2) However, if it is true that all the temperature trends for Austria, Czechoslovakia, Germany and Hungary before 1940 should be the same, then there is no reason why we cannot combine them all into a single trend. This would dramatically increase the number of individual time-series being averaged, and so reduce the discrepancy between the calculated value for the trend and the true value. This has been done in Fig. 57.6 below.
Fig. 57.6: The temperature trend for Central Europe since 1700. The best fit
is applied to the interval 1791-1980 and has a negative gradient of
-0.05 ± 0.07 °C per century. The monthly temperature changes are defined
relative to the 1981-2010 monthly averages.

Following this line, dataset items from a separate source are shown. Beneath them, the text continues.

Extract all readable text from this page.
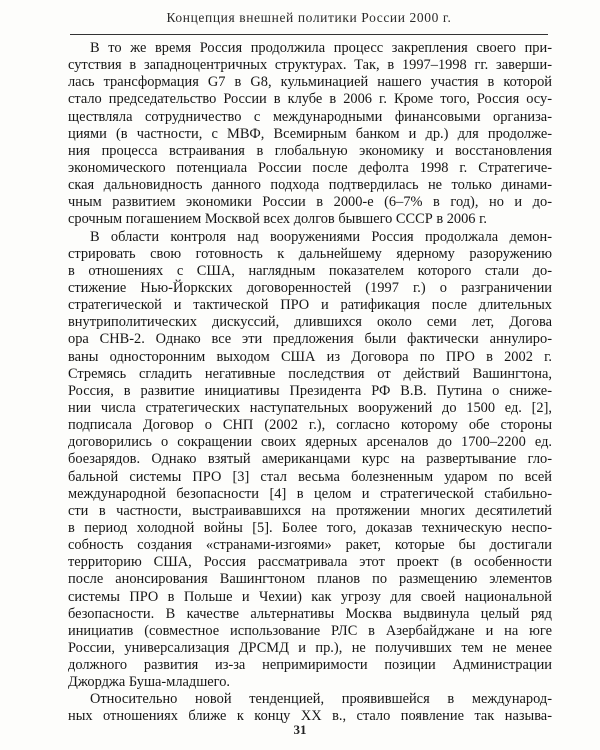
Концепция внешней политики России 2000 г.
В то же время Россия продолжила процесс закрепления своего при-
сутствия в западноцентричных структурах. Так, в 1997–1998 гг. заверши-
лась трансформация G7 в G8, кульминацией нашего участия в которой
стало председательство России в клубе в 2006 г. Кроме того, Россия осу-
ществляла сотрудничество с международными финансовыми организа-
циями (в частности, с МВФ, Всемирным банком и др.) для продолже-
ния процесса встраивания в глобальную экономику и восстановления
экономического потенциала России после дефолта 1998 г. Стратегиче-
ская дальновидность данного подхода подтвердилась не только динами-
чным развитием экономики России в 2000-е (6–7% в год), но и до-
срочным погашением Москвой всех долгов бывшего СССР в 2006 г.
В области контроля над вооружениями Россия продолжала демон-
стрировать свою готовность к дальнейшему ядерному разоружению
в отношениях с США, наглядным показателем которого стали до-
стижение Нью-Йоркских договоренностей (1997 г.) о разграничении
стратегической и тактической ПРО и ратификация после длительных
внутриполитических дискуссий, длившихся около семи лет, Догова
ора СНВ-2. Однако все эти предложения были фактически аннулиро-
ваны односторонним выходом США из Договора по ПРО в 2002 г.
Стремясь сгладить негативные последствия от действий Вашингтона,
Россия, в развитие инициативы Президента РФ В.В. Путина о сниже-
нии числа стратегических наступательных вооружений до 1500 ед. [2],
подписала Договор о СНП (2002 г.), согласно которому обе стороны
договорились о сокращении своих ядерных арсеналов до 1700–2200 ед.
боезарядов. Однако взятый американцами курс на развертывание гло-
бальной системы ПРО [3] стал весьма болезненным ударом по всей
международной безопасности [4] в целом и стратегической стабильно-
сти в частности, выстраивавшихся на протяжении многих десятилетий
в период холодной войны [5]. Более того, доказав техническую неспо-
собность создания «странами-изгоями» ракет, которые бы достигали
территорию США, Россия рассматривала этот проект (в особенности
после анонсирования Вашингтоном планов по размещению элементов
системы ПРО в Польше и Чехии) как угрозу для своей национальной
безопасности. В качестве альтернативы Москва выдвинула целый ряд
инициатив (совместное использование РЛС в Азербайджане и на юге
России, универсализация ДРСМД и пр.), не получивших тем не менее
должного развития из-за непримиримости позиции Администрации
Джорджа Буша-младшего.
Относительно новой тенденцией, проявившейся в международ-
ных отношениях ближе к концу XX в., стало появление так называ-
31
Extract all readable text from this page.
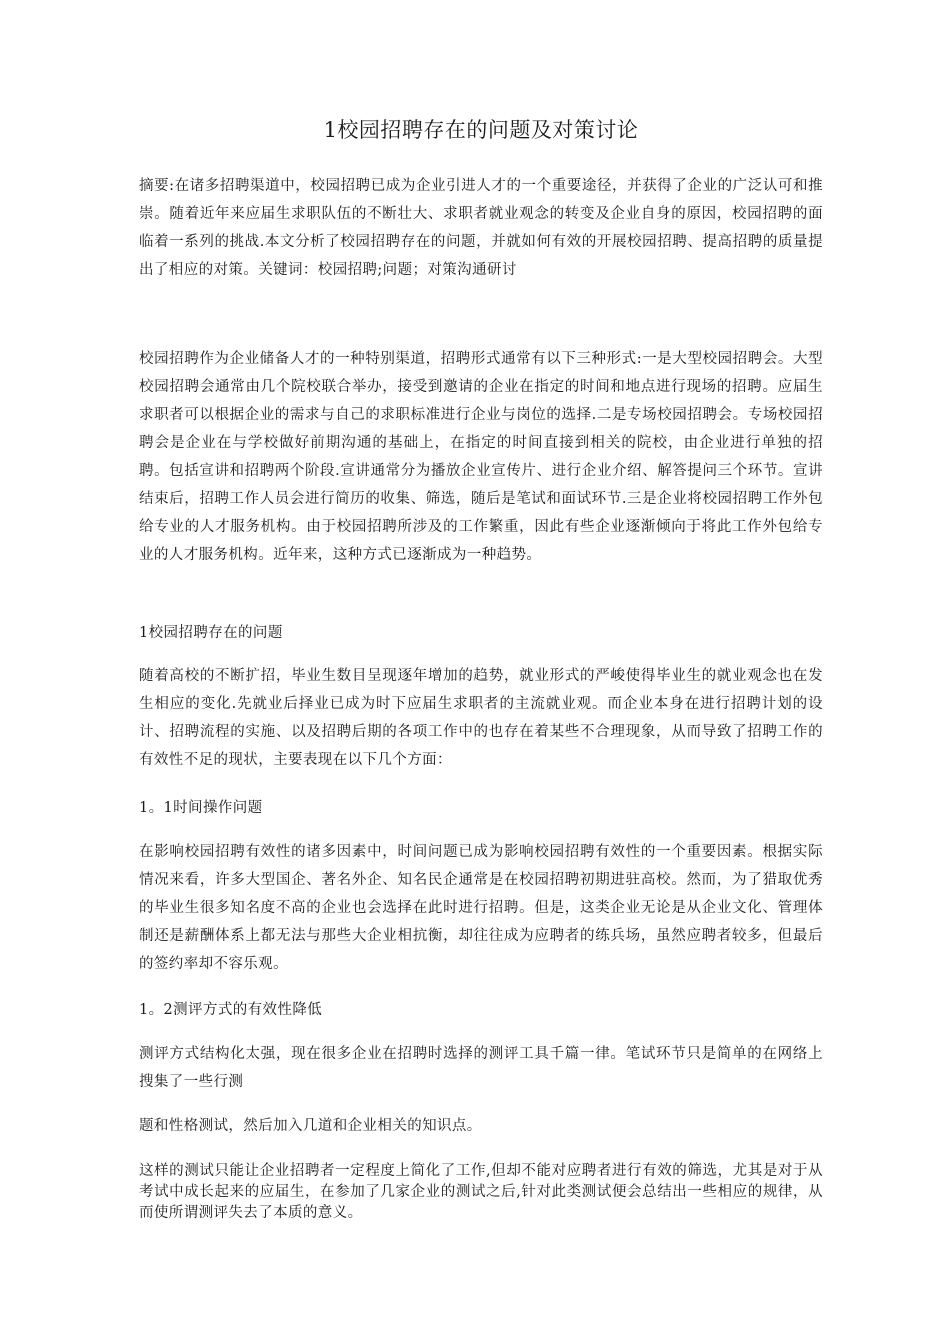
1校园招聘存在的问题及对策讨论

摘要:在诸多招聘渠道中，校园招聘已成为企业引进人才的一个重要途径，并获得了企业的广泛认可和推崇。随着近年来应届生求职队伍的不断壮大、求职者就业观念的转变及企业自身的原因，校园招聘的面临着一系列的挑战.本文分析了校园招聘存在的问题，并就如何有效的开展校园招聘、提高招聘的质量提出了相应的对策。关键词：校园招聘;问题；对策沟通研讨

校园招聘作为企业储备人才的一种特别渠道，招聘形式通常有以下三种形式:一是大型校园招聘会。大型校园招聘会通常由几个院校联合举办，接受到邀请的企业在指定的时间和地点进行现场的招聘。应届生求职者可以根据企业的需求与自己的求职标准进行企业与岗位的选择.二是专场校园招聘会。专场校园招聘会是企业在与学校做好前期沟通的基础上，在指定的时间直接到相关的院校，由企业进行单独的招聘。包括宣讲和招聘两个阶段.宣讲通常分为播放企业宣传片、进行企业介绍、解答提问三个环节。宣讲结束后，招聘工作人员会进行简历的收集、筛选，随后是笔试和面试环节.三是企业将校园招聘工作外包给专业的人才服务机构。由于校园招聘所涉及的工作繁重，因此有些企业逐渐倾向于将此工作外包给专业的人才服务机构。近年来，这种方式已逐渐成为一种趋势。

1校园招聘存在的问题

随着高校的不断扩招，毕业生数目呈现逐年增加的趋势，就业形式的严峻使得毕业生的就业观念也在发生相应的变化.先就业后择业已成为时下应届生求职者的主流就业观。而企业本身在进行招聘计划的设计、招聘流程的实施、以及招聘后期的各项工作中的也存在着某些不合理现象，从而导致了招聘工作的有效性不足的现状，主要表现在以下几个方面：

1。1时间操作问题

在影响校园招聘有效性的诸多因素中，时间问题已成为影响校园招聘有效性的一个重要因素。根据实际情况来看，许多大型国企、著名外企、知名民企通常是在校园招聘初期进驻高校。然而，为了猎取优秀的毕业生很多知名度不高的企业也会选择在此时进行招聘。但是，这类企业无论是从企业文化、管理体制还是薪酬体系上都无法与那些大企业相抗衡，却往往成为应聘者的练兵场，虽然应聘者较多，但最后的签约率却不容乐观。

1。2测评方式的有效性降低

测评方式结构化太强，现在很多企业在招聘时选择的测评工具千篇一律。笔试环节只是简单的在网络上搜集了一些行测

题和性格测试，然后加入几道和企业相关的知识点。

这样的测试只能让企业招聘者一定程度上简化了工作,但却不能对应聘者进行有效的筛选，尤其是对于从考试中成长起来的应届生，在参加了几家企业的测试之后,针对此类测试便会总结出一些相应的规律，从而使所谓测评失去了本质的意义。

The data in Fig. 57.6 represents the temperature trend for the combined region of Austria, Czechoslovakia, Germany and Hungary. The trend after 1940 is the same as that seen in those individual countries and the gradient of the best fit line for 1791-1980 more closely resembles the equivalent lines for Germany and Hungary than it does those of Austria and Czechoslovakia. But now we also have a more accurate trend before 1940. The question is, how much more accurate?
Fig. 57.7: The number of station time-series included in
the average each month for the temperature trend in Fig. 57.6
The data from Austria, Czechoslovakia, Germany and Hungary suggest that approximately 20 different time-series are required in the average for the irregularities in the different station time-series to almost fully cancel. The graph in Fig. 57.7 suggests that this threshold is surpassed for almost every month of every year after 1830.
Fig. 57.8: The temperature trend for Central Europe since 1700. The best fit
is applied to the interval 1831-2010 and has a positive gradient of 0.62 ± 0.07 °C per century. The monthly temperature changes are defined
relative to the 1981-2010 monthly averages.
If we now calculate the best fit to the data in Fig. 57.8, but only use data after 1830, we get a gradient for the trend line of 0.62 °C per century. This equates to a temperature rise since 1830 of over 1.1 °C.
However, you could argue that the regional monthly average data in Fig. 57.6 is still reasonably accurate all the way back to 1780 as it continues to have over a dozen temperature records incorporated into the average every month of every year after this time. In which case the temperature rise since 1780, as indicated by the best fit line in Fig. 57.9, is actually less than 0.5 °C. This suggests that we can be reasonably confident that temperatures in central Europe between 1750 and 1830 were fairly similar to those of today.
Summary
What I have demonstrated here is that adjustments to the raw temperature data are unnecessary and can be avoided simply by averaging sufficient datasets (i.e. more than about 20).
I have also shown that it is highly likely that the mean temperature in central Europe is not much higher now than it was at the start of the Industrial Revolution (1750-1830).
Disclaimer: No data were harmed or mistreated during the writing of this post. This blog believes that all data deserve to be respected and to have their values protected.